「人力車夫」の知られざる残酷史! いまやイケメン&1000万プレーヤー登場も、かつては日本近代化の餌食となっていた
社会的弱者としての運転手
昭和に入ると、興味深い変化が見られる。人力車夫と並んで運転手も同列の生活困窮者が増えているのだ。 1934(昭和9)年の『東京養育院月報』第391号では、人力車夫と運転手がともに 「没落職業階級」 として位置づけられている。ここには「昭和7年度中の養育院入院患者概況」が掲載されているが、入院した者の職業を掲載している。運輸業では ・自動車運転手/助手:16人 ・人力車夫:23人 ・舟夫:13人 ・荷車挽、馬方(馬に荷を引かせて運ぶ職業の人):15人 となっている。さらに、その説明ではこう記されている。 「運輸業の自動車運転手、助手及び人力車夫は一種の没落職業階級であり、運転手はそれに取って代わった新興職業階級で、両者は倶に天を戴かざる仇敵関係である。而して形態こそ異なれ、本質的に同じき両者が共に多くの養育院入院者を出せること興味ある社会現象ということができよう」 この一節は、自動車の普及により人力車夫が衰退産業の従事者となっていく過程を示している。同時に、注目すべきは、新旧両方の交通手段で働く人々がともに社会的弱者として描かれていることである。人力車夫に取って代わった運転手もまた、同じく“没落”した人たちの行き先だったのだ。
人力車夫の収入
そもそも、生活に困窮した人たちはなぜ人力車夫を選んだのか。

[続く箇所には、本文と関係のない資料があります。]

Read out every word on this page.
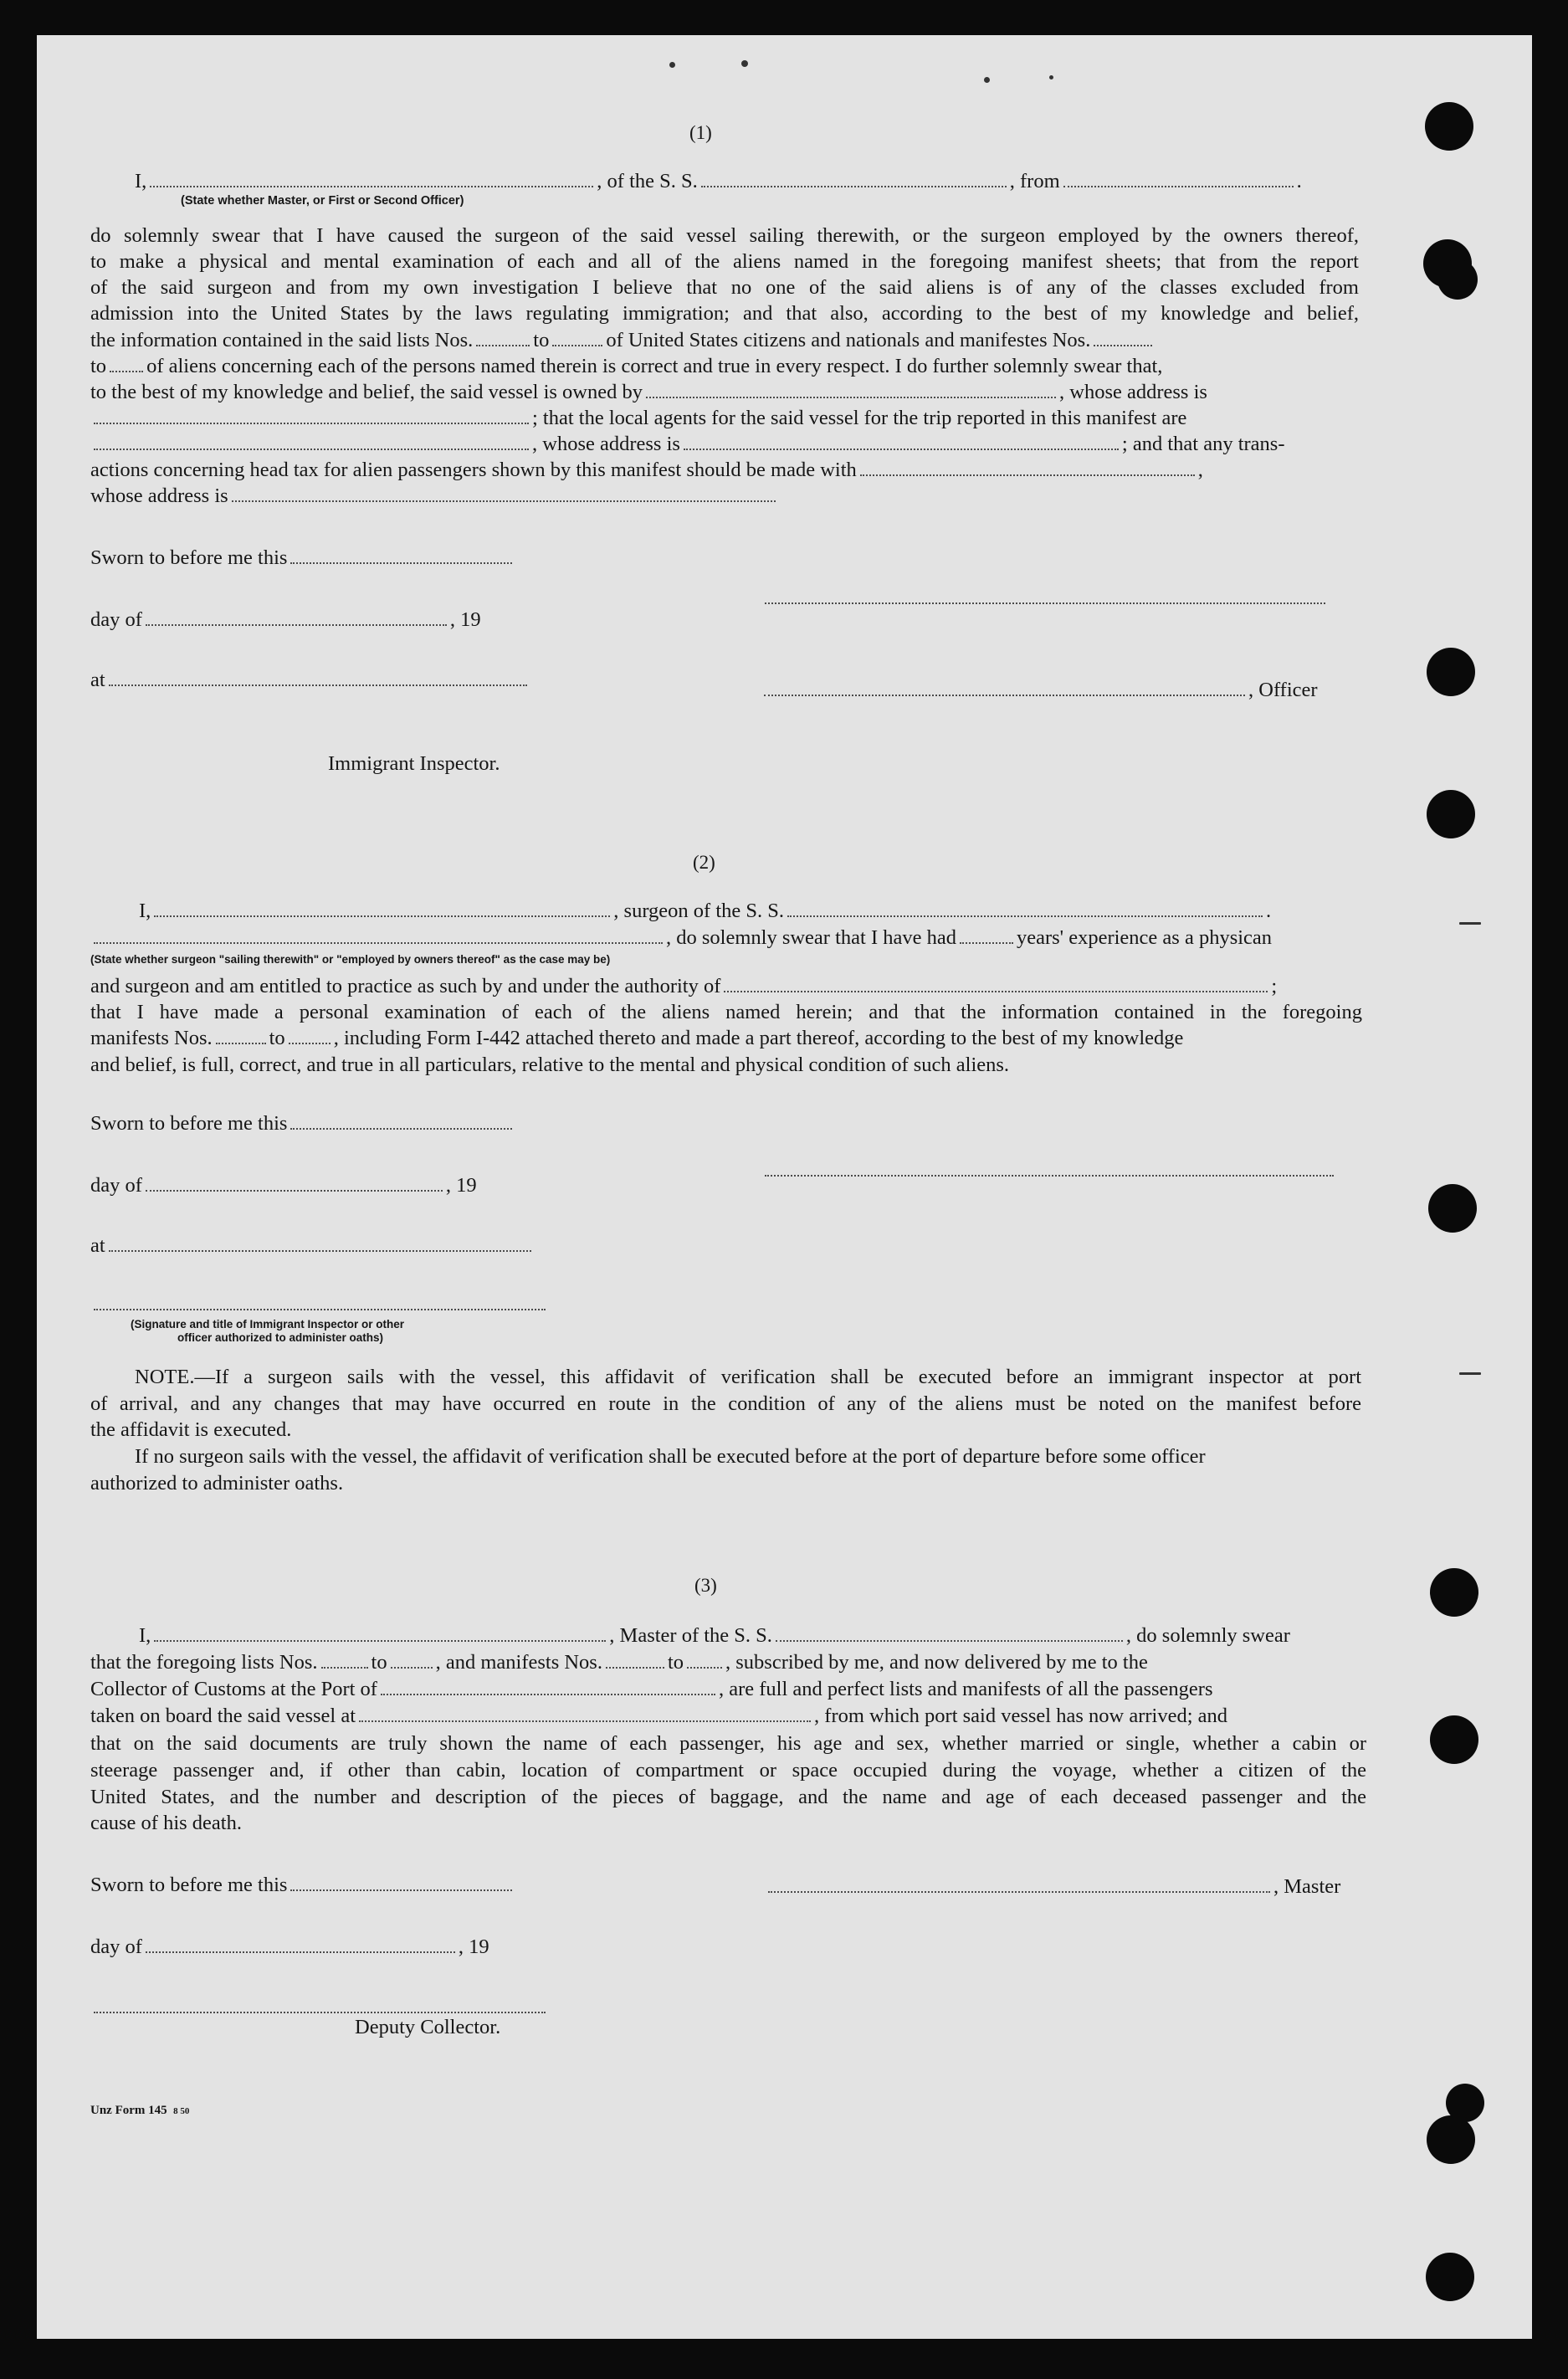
(1)
I,	, of the S. S.	, from	.
(State whether Master, or First or Second Officer)
do solemnly swear that I have caused the surgeon of the said vessel sailing therewith, or the surgeon employed by the owners thereof,
to make a physical and mental examination of each and all of the aliens named in the foregoing manifest sheets; that from the report
of the said surgeon and from my own investigation I believe that no one of the said aliens is of any of the classes excluded from
admission into the United States by the laws regulating immigration; and that also, according to the best of my knowledge and belief,
the information contained in the said lists Nos.	to	of United States citizens and nationals and manifestes Nos.
to of aliens concerning each of the persons named therein is correct and true in every respect. I do further solemnly swear that,
to the best of my knowledge and belief, the said vessel is owned by	, whose address is
; that the local agents for the said vessel for the trip reported in this manifest are
, whose address is	; and that any trans-
actions concerning head tax for alien passengers shown by this manifest should be made with	,
whose address is
Sworn to before me this
day of	, 19
at	, Officer
Immigrant Inspector.
(2)
I,	, surgeon of the S. S.	.
, do solemnly swear that I have had	years' experience as a physican
(State whether surgeon "sailing therewith" or "employed by owners thereof" as the case may be)
and surgeon and am entitled to practice as such by and under the authority of	;
that I have made a personal examination of each of the aliens named herein; and that the information contained in the foregoing
manifests Nos.	to , including Form I-442 attached thereto and made a part thereof, according to the best of my knowledge
and belief, is full, correct, and true in all particulars, relative to the mental and physical condition of such aliens.
Sworn to before me this
day of	, 19
at
(Signature and title of Immigrant Inspector or other
officer authorized to administer oaths)
NOTE.—If a surgeon sails with the vessel, this affidavit of verification shall be executed before an immigrant inspector at port
of arrival, and any changes that may have occurred en route in the condition of any of the aliens must be noted on the manifest before
the affidavit is executed.
If no surgeon sails with the vessel, the affidavit of verification shall be executed before at the port of departure before some officer
authorized to administer oaths.
(3)
I,	, Master of the S. S.	, do solemnly swear
that the foregoing lists Nos.	to , and manifests Nos.	to , subscribed by me, and now delivered by me to the
Collector of Customs at the Port of	, are full and perfect lists and manifests of all the passengers
taken on board the said vessel at	, from which port said vessel has now arrived; and
that on the said documents are truly shown the name of each passenger, his age and sex, whether married or single, whether a cabin or
steerage passenger and, if other than cabin, location of compartment or space occupied during the voyage, whether a citizen of the
United States, and the number and description of the pieces of baggage, and the name and age of each deceased passenger and the
cause of his death.
Sworn to before me this	, Master
day of	, 19
Deputy Collector.
Unz Form 145 8 50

理由は簡単だ。それが 「てっとり早くもうかる商売」 だったからである。1912(大正元)年に出版された勝永徳太郎なる人物が書いた『金儲けの秘訣 不景気知らず』(尚文館)では、人力車夫がもうかる商売として紹介されている。 「地方では、利益の薄い内店業は、家族に任せて置いて、戸主は人力車夫を営るのもの可い。従来小作人ら農間に、小さい旅宿の亭主なども副業にして居た。(中略)月収は諸費を減いて15、6円にはなる」 15~16円とは今でいえばいくらくらいなのか。物価上昇率は商品やサービスによって異なるため、単純に貨幣価値を比較することは難しいが、三菱UFJ信託銀行のウェブサイトに次のような記述があるので、参考になるかもしれない。 「1913年(大正2年)の企業物価指数は0.647なので、2019年と比べると、1,080倍の差があります。つまり、1円は1080円程度の価値があったといえます。先ほどと同様、当時の給料をもとにして考えた場合、大正時代の小学校の教員の初任給は50円程度だといわれているので、1円は4000円程度の価値があるといえます」 副業として、小学校の教員の初任給の「3割程度」であった。